Belede Vabaza (Mazwai) and her age mate companions of female, militant journalists such as Ruth Bengu, Zodwa Mshibe, Castalia Moleke, Thembeka Mbobo and others, brought radical changes in the newsroom and on the newsprint with their challenging writings.

They put the bar high for themselves and aimed to occupy leadership positions at their workplace on merit. Partriachy and misogyny they had defeated with their attitude to life. They brooked no nonsense. They were a bunch of assertive African women.

They were also creative, young and brought a fresh perspective to the usual fare of writing that conservative editors preferred. They were also influenced directly by the twin rise of Black Consciousness and Africanist views that they confidently carried with them in person and in their relevant content for the post-June 16 readership of newspapers aimed at the Black market.

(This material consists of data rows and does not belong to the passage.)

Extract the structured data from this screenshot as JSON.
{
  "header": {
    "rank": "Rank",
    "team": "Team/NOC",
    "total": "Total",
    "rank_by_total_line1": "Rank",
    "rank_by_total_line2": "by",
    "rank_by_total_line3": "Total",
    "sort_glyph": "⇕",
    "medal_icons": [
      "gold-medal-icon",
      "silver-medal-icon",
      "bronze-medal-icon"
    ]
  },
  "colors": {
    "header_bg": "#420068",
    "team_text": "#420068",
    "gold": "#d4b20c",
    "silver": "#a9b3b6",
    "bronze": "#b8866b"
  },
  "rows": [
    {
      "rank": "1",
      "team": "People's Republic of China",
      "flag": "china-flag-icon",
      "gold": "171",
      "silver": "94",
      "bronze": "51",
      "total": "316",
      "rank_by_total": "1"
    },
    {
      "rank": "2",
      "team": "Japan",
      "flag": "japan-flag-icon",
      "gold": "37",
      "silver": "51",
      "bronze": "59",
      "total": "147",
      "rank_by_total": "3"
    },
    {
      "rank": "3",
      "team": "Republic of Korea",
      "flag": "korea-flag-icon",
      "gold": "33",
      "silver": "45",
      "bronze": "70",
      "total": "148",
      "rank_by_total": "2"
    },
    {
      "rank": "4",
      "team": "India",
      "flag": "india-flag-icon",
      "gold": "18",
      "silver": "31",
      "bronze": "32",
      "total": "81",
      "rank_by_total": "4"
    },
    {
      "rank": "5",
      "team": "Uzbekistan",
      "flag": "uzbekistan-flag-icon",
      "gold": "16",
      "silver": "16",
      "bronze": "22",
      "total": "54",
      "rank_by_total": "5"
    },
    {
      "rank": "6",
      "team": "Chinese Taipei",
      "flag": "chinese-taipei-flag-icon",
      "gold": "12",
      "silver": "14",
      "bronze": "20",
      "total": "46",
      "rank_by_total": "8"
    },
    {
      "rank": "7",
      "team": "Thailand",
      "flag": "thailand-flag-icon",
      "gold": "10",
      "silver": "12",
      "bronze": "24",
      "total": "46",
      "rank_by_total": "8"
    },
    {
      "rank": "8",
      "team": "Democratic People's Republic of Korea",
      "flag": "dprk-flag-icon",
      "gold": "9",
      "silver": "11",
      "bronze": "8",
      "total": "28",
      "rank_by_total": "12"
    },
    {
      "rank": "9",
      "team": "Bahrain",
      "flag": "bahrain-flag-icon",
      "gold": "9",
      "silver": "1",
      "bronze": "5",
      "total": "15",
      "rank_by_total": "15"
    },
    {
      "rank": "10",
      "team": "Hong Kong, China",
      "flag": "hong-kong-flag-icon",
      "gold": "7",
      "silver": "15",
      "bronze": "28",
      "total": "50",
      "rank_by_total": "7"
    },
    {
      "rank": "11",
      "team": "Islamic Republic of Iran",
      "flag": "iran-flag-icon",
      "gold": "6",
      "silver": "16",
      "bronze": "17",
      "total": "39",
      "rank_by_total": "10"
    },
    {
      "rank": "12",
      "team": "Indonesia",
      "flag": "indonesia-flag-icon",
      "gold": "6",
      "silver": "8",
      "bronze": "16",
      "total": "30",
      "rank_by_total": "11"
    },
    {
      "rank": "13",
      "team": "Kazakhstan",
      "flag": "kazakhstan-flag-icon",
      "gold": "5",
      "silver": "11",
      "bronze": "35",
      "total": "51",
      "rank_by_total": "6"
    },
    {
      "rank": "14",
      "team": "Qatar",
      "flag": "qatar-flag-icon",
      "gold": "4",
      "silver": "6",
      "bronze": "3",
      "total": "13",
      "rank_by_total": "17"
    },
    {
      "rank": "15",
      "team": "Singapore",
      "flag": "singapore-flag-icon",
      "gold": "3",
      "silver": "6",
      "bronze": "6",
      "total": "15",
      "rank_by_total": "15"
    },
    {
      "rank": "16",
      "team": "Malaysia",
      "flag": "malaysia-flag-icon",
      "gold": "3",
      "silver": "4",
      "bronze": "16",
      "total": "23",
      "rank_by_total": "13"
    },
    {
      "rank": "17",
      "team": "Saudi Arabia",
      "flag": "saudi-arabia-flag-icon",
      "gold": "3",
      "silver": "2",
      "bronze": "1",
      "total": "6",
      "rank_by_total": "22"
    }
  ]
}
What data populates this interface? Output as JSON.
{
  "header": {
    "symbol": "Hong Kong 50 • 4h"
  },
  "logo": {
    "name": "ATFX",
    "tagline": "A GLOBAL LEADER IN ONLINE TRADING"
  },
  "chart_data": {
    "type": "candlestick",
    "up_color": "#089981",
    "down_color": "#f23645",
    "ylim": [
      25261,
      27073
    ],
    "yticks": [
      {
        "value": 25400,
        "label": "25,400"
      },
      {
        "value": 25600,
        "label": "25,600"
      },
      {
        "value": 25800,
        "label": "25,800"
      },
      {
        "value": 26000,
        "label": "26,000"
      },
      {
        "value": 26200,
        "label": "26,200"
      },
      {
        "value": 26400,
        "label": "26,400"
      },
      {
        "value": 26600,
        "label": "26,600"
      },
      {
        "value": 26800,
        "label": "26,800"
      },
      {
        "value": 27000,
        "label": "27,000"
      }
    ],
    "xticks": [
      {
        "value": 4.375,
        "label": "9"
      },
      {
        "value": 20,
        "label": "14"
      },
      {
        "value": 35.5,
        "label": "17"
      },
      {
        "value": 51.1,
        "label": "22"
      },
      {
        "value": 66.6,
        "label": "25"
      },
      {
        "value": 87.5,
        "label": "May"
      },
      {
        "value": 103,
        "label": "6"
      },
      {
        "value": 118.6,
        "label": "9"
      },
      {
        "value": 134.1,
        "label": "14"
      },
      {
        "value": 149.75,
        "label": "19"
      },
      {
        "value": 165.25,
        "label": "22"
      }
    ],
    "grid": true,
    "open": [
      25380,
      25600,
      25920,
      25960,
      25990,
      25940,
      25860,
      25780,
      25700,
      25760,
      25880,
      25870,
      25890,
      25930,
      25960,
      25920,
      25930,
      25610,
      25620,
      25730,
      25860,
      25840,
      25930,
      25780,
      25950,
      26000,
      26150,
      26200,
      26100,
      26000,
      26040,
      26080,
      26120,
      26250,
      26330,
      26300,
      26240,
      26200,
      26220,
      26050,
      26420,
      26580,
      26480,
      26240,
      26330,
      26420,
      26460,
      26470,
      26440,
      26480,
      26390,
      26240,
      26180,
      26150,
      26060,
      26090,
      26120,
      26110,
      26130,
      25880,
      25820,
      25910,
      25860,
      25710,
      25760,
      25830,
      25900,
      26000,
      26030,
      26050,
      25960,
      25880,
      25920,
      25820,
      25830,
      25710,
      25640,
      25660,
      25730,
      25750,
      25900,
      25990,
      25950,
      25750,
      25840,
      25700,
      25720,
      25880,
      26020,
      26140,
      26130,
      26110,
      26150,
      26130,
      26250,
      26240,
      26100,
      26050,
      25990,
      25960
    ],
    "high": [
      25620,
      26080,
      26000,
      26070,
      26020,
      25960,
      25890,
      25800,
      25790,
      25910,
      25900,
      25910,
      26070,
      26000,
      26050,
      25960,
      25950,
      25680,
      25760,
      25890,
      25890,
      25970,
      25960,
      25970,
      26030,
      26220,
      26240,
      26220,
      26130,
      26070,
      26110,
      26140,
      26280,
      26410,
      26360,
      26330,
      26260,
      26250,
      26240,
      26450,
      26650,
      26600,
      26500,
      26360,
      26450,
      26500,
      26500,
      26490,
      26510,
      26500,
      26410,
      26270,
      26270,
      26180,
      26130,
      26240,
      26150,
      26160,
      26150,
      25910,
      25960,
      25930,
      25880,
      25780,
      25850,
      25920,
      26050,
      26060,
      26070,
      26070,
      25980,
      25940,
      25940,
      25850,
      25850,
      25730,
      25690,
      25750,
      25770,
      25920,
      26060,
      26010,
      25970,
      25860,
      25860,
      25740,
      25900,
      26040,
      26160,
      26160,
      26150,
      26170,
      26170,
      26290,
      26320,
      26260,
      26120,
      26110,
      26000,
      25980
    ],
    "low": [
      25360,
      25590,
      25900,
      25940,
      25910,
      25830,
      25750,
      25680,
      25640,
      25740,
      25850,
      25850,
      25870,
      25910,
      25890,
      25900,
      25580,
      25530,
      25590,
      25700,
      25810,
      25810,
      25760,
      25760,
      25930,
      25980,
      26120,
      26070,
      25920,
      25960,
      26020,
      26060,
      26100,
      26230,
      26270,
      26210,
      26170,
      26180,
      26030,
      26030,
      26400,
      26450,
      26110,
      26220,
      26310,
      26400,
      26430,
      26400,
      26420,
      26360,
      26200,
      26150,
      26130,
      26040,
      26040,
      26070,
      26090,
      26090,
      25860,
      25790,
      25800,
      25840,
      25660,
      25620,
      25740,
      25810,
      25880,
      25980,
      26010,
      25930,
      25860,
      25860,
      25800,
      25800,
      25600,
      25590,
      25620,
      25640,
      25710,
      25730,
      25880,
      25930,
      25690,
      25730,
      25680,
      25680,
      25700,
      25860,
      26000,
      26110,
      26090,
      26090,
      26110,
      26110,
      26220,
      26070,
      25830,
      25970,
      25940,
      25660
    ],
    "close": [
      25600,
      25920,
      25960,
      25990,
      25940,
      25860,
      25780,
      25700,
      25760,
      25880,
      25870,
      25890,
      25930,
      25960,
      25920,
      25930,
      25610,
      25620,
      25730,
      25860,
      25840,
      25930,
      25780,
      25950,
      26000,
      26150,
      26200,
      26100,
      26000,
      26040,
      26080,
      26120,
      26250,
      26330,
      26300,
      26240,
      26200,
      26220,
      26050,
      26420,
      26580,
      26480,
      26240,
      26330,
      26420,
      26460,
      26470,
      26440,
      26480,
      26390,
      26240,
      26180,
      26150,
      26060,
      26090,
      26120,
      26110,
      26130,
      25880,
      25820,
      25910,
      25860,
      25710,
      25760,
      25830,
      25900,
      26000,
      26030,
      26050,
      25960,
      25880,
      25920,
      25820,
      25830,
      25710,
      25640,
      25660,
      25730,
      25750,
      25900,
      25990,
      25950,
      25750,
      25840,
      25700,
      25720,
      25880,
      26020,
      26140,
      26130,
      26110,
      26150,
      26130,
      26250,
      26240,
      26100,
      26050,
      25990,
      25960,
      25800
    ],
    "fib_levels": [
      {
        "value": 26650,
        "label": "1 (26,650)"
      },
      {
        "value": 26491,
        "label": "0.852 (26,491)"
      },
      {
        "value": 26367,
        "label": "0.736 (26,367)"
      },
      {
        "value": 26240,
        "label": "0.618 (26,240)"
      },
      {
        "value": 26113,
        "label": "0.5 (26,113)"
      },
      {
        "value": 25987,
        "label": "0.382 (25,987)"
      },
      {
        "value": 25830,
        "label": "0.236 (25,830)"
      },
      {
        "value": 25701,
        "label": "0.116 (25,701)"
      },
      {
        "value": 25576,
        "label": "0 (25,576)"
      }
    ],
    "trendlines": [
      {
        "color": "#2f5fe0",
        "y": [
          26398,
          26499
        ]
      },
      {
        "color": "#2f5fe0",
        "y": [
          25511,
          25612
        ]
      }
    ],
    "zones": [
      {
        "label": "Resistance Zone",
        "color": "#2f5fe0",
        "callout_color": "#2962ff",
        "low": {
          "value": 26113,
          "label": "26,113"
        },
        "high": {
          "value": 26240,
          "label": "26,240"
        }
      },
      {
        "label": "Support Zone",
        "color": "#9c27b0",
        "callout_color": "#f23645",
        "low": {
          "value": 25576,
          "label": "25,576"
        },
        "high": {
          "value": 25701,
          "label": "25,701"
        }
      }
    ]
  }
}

Ruth Bengu wrote a regular column entitled Madispecs in the daily Post and later in Sowetan after the former was banned. She commanded a significant following.

Thembeka Mbobo was instrumental in the rising influence of Medupe Writers Association until it was prohibited on 19 October 1977. A university graduate, she wrote poetry and read it out at political rallies. Mbobo wrote for the Star. She now lives in the UK.

Castalia Motshabi Moleke, returned from exile in 1998, and is now blowing hot and cold with mental illness in Kroonstad. She wrote for the Voice ecumenical weekly. Azanyu as a political front for the Africanists was founded from her place in Orlando East in Soweto. She had to skip the country in 1982 when the link with the PAC was discovered by the security branch police.

Zodwa Mshibe was an underground operative for the banned Pan Africanist Congress of Azania. Her beat was crime and politics. She was not interested in fluffy assignments. Her jealous boyfriend threw her from the 11th floor of a block of flats in Berea, Johannesburg.

Belede Vabaza, on the other hand, had an overarching influence on the group with her insistence on craft development and professionalism. She later married renowned journalist Thami Mazwai. She had played a back office support role for the PAC underground. She worked for the Sunday Star. In 1991 as a full time student at Wits University, heavily pregnant with unborn child, she worried over the pace of struggle and things to come from the impending changes. She soon thereafter had complications of child birth. The Mazwai’s son, named Osagyefo was born. Belede unfortunately could not make it. Belede read Kwame Nkrumah’s works voraciously.

It is perhaps moot to say that in Belede’s case both her resurrection and reincarnation could now become a subject for review and extensive discussions by young people.

Her musician daughter, Thandiswa Mazwai, has released an album entitled BELEDE. It is a fitting honour. She has picked emerging and established instrumentalists of great promise to accompany her. It is flavoured with avant garde idioms of modern free jazz, her interpretations of powerful compositions by Caiphus Semenya, Miriam Makeba, Dorothy Masuku and other Azanian greats. Her exceptional rendition of ‘Mamani’ is beyond belief for someone her age. ‘Jikijela’ is laced with protest speeches of the #FeesMustFall students. There are several more ditties worth the value of this album.

We suggest you get yourself a copy. If only as a dedication to the memory of the Pan Africanist feminism of Belede Mazwai and her journalist comrades.

By Jaki Seroke
PARI chairperson and Secretary for Political and Pan African Affairs – PAC.